AMD continues its work of fitting more components onto the same piece of silicon, and next on the list comes an upgrade for the G series, mainly aimed for integrated systems, e.g. casino or arcade machines. The first chips of G series was introduced under the Brazos platform in 2011, and offered 1-2 Bobcat cores 40 nanometer, integrated DDR3 memory controller and HD6000 graphics.

The next generation G series has been announced. AMD has managed to merge the I/O controller with the rest of the components, which makes the new APUs AMD’s first fully featured SoC (System-On-a-Chip). The embedded market makes real good use of these kinds of chips since they require fewer components to be ordered and build into the final product. The controller adds support for two screens, eight PCI Express lanes, SATA 6 Gbps, eight USB 2.0 ports, two USB 3.0 ports and memory card reader.

Instead of Bobcat the new system processors uses the next generation Jaguar cores at 28 nanometer, and will sport 2-4 cores.

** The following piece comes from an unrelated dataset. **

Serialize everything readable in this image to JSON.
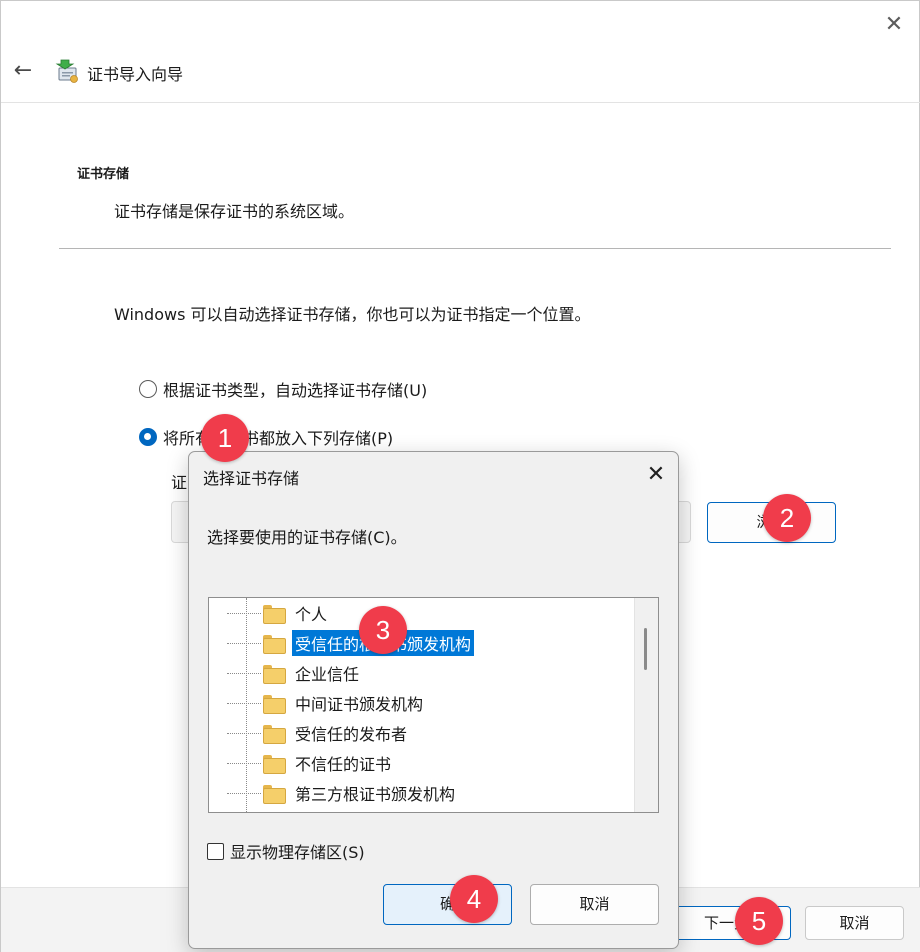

Also the graphics has been upgraded, and the new G series comes with circuits from the 8000M series, but there will also be models that ships without graphics for lower TDP or more focus on CPU performance. will be in the range of 9-25 watt depending on the model, and an interesting joint factor for all models is the support for ECC memory, which is usually a trait of a server processor.

For example the top model GX-420CA, comes with four cores at 2 gigahertz, HD 8400E graphics at 600 megahertz, and 25 watt TDP. On the other end of the spectrum we find GX-210HA, with two cores at two cores at 1 gigahertz, HD 8210E clocked at 300 megahertz, and 9 watt TDP.

All GPU-equipped models support DirectX 11.1, OpenGL 4.2X and OpenCL 1.22. As mentioned above, these are mainly intended for embedded systems and not so much the retail channel. If there is high enough demand for embedding X86 systems it should give AMD a nice boost, and the update is well in line with AMD’s development of more energy efficient and integrated processing solutions.